Infographie résumant les chiffres clés de la sixième période CEE avec les dates et obligations

Un nouveau calendrier pour plus de visibilité

Notez bien cette date : la sixième période CEE débutera officiellement le 1er janvier 2026 pour s’achever le 31 décembre 2030. C’est une première historique pour le dispositif.

Pourquoi ce changement ? Nous passons à une durée de cinq ans, contre trois ou quatre ans pour les périodes précédentes. L’objectif est d’offrir une meilleure visibilité à toute la filière, des artisans aux obligés. C’est un changement notable.

Ce cadre est désormais fixé par le décret P6, publié au Journal officiel le 4 novembre 2025.

Des obligations revues nettement à la hausse

Accrochez-vous car les chiffres grimpent : l’obligation globale est fixée à 5 250 TWhc sur la période. Cela correspond à un objectif annuel de 1 050 TWhc. C’est une augmentation massive.

Pour vous donner une idée, cela représente une hausse de plus de 35 % par rapport à l’obligation annuelle de la période précédente (P5). L’effort demandé aux fournisseurs d’énergie est donc bien plus important.

Cet effort s’aligne directement avec la Stratégie Nationale Bas-Carbone (SNBC) et les objectifs de la France pour 2030. Ce n’est pas un chiffre sorti du chapeau.

Comparatif P5 vs P6 : ce qui change vraiment

Vous voulez visualiser l’impact réel ? Ce tableau permet de visualiser d’un seul coup d’œil les différences majeures entre les deux périodes. C’est le meilleur moyen de comprendre l’ampleur des changements.

Comparatif des périodes CEE P5 et P6
Caractéristique Période 5 (2022-2025) Période 6 (2026-2030)
Durée 4 ans 5 ans
Obligation annuelle moyenne 775 TWhc 1 050 TWhc
Obligation totale 3 100 TWhc 5 250 TWhc
Part Précarité annuelle ~215 TWhc 280 TWhc
Plafond Programmes CEE 357 TWhc (sur 4 ans) 500 TWhc (sur 5 ans)

Un dispositif plus sécurisé : le grand chantier anti-fraude

Des contrôles renforcés à tous les étages

La chasse aux éco-délinquants devient la priorité absolue de cette sixième période cee. L’État tape du poing sur la table pour stopper net les dérives passées qui ont entaché la réputation du dispositif.

Le gouvernement envisage désormais de contrôler systématiquement tous les travaux financés par des CEE. C’est une mesure radicale qui est actuellement sur la table pour sécuriser chaque chantier.

Fini les conflits d’intérêts douteux. Les organismes d’inspection devront montrer patte blanche et prouver leur totale indépendance, sans aucun lien capitalistique avec les entreprises auditées. C’est une exigence martelée par l’UFC-Que Choisir pour garantir l’impartialité.

Les nouveaux outils réglementaires de la P6

Le registre national Emmy fait peau neuve pour 2026. Oubliez le simple lifting technique ; c’est une refonte complète de la traçabilité pensée pour suivre chaque euro investi et bloquer les fraudeurs.

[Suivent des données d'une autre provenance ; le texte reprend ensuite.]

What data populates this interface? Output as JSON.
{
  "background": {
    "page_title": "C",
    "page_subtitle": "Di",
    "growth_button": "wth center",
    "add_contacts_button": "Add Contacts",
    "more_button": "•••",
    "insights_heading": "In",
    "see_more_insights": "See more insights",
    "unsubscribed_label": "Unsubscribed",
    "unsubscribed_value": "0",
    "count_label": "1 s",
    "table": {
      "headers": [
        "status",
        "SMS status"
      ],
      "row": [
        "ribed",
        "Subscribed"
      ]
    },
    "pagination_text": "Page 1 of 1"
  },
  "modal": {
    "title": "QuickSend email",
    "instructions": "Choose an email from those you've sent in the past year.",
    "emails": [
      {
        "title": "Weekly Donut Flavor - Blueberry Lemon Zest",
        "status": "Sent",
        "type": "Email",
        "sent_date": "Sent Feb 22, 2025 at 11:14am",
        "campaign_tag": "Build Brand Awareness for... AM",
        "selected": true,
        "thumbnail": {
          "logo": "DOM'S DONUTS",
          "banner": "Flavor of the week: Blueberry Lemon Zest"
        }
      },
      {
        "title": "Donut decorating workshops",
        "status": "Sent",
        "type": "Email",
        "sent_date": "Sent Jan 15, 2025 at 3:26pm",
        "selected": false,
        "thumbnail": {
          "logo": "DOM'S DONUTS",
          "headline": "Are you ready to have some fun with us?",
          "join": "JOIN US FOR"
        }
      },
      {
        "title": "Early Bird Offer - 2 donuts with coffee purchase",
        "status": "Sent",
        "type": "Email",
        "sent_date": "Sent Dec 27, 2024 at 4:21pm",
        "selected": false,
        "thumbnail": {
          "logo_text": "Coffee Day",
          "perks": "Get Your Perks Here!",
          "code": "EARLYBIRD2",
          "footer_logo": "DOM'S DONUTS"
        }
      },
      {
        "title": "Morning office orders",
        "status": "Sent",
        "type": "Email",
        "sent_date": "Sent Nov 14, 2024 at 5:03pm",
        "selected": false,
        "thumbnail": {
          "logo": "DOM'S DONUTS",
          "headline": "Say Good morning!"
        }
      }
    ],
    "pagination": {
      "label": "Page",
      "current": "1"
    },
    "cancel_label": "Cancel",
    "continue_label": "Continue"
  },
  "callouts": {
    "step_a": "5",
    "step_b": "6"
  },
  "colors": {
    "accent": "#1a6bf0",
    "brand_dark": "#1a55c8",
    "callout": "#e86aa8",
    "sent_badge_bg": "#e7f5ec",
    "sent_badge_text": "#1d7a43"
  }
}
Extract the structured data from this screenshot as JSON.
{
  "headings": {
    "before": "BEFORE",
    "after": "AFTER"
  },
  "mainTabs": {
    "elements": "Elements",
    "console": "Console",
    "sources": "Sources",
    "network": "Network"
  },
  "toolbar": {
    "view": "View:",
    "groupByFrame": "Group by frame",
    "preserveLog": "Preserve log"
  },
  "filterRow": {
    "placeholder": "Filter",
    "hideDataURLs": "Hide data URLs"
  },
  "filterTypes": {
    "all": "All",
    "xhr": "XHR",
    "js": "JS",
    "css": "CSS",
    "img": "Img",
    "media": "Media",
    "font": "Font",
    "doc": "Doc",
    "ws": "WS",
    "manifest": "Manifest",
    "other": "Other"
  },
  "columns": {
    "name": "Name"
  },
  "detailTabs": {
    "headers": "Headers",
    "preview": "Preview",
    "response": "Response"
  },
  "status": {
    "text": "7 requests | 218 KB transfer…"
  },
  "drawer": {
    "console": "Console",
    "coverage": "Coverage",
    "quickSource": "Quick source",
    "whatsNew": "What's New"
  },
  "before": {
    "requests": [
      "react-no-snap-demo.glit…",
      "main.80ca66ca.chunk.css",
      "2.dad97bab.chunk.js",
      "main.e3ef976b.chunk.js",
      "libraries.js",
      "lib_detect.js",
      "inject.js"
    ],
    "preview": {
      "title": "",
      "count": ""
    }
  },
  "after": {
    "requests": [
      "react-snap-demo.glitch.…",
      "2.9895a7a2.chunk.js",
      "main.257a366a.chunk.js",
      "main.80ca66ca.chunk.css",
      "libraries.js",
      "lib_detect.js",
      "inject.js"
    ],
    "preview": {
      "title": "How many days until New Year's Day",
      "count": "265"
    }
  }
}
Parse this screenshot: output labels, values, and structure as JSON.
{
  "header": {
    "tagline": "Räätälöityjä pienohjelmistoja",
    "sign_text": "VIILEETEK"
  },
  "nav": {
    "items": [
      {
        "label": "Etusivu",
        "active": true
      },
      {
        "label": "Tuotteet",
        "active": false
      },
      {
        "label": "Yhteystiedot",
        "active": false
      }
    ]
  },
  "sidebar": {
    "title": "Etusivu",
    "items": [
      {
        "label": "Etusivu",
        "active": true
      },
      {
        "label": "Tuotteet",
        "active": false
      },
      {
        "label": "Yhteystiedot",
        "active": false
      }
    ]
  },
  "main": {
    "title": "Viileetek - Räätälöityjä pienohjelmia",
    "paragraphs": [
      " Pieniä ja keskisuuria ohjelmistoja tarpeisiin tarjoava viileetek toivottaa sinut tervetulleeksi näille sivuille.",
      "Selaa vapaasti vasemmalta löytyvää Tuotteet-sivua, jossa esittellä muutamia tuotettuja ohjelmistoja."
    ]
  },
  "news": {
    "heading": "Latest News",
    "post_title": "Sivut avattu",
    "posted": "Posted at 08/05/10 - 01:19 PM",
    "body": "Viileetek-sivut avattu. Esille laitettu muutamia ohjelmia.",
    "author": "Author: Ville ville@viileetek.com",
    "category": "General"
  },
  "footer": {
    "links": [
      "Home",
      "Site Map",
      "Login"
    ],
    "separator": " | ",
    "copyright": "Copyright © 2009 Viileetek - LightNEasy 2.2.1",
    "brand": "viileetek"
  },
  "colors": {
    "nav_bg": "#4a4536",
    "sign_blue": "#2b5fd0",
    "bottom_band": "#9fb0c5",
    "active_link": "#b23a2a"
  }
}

Voici les évolutions majeures du registre pour sécuriser vos dossiers :

  • Dépôt des opérations dès leur engagement, et non plus à la fin.
  • Collecte de données précises : coûts réels des travaux, numéros de compteurs (PDL/PRM/PCE).
  • Meilleur suivi du statut du bénéficiaire pour affiner les contrôles.
  • Possibilité pour les autorités de suspendre temporairement la délivrance de CEE en cas de suspicion de fraude massive.

La fin du « saucissonnage » et des CEE « dormants »

Vous connaissez le « saucissonnage » ? C’est cette pratique consistant à rester juste sous les seuils pour esquiver l’obligation. Pour y mettre fin, les seuils de franchise sont abaissés drastiquement pour certains combustibles.

Regardez l’impact : le seuil […] passe de 1 000 m³ à 500 m³, et celui pour les carburants chute de 7 000 m³ à 500 m³.

Notez aussi la nouvelle règle de péremption des CEE. Désormais, ils seront annulés automatiquement douze ans après leur délivrance.

Quelles aides et bonifications pour vos travaux en P6 ?

Mais qui dit plus d’obligations et de contrôles, dit aussi un besoin accru de générer des CEE. Le gouvernement a donc reconduit et même créé de nouvelles incitations pour accélérer les travaux.

Les « Coups de pouce » continuent sur leur lancée

Bonne nouvelle pour vos projets : la majorité des dispositifs « Coup de pouce » sont reconduits pour cette sixième période cee, assurant une continuité bienvenue.

Voici les principaux leviers financiers validés pour la période 2026-2030 :

  • Coup de pouce Chauffage : l’aide historique pour remplacer les vieilles chaudières polluantes.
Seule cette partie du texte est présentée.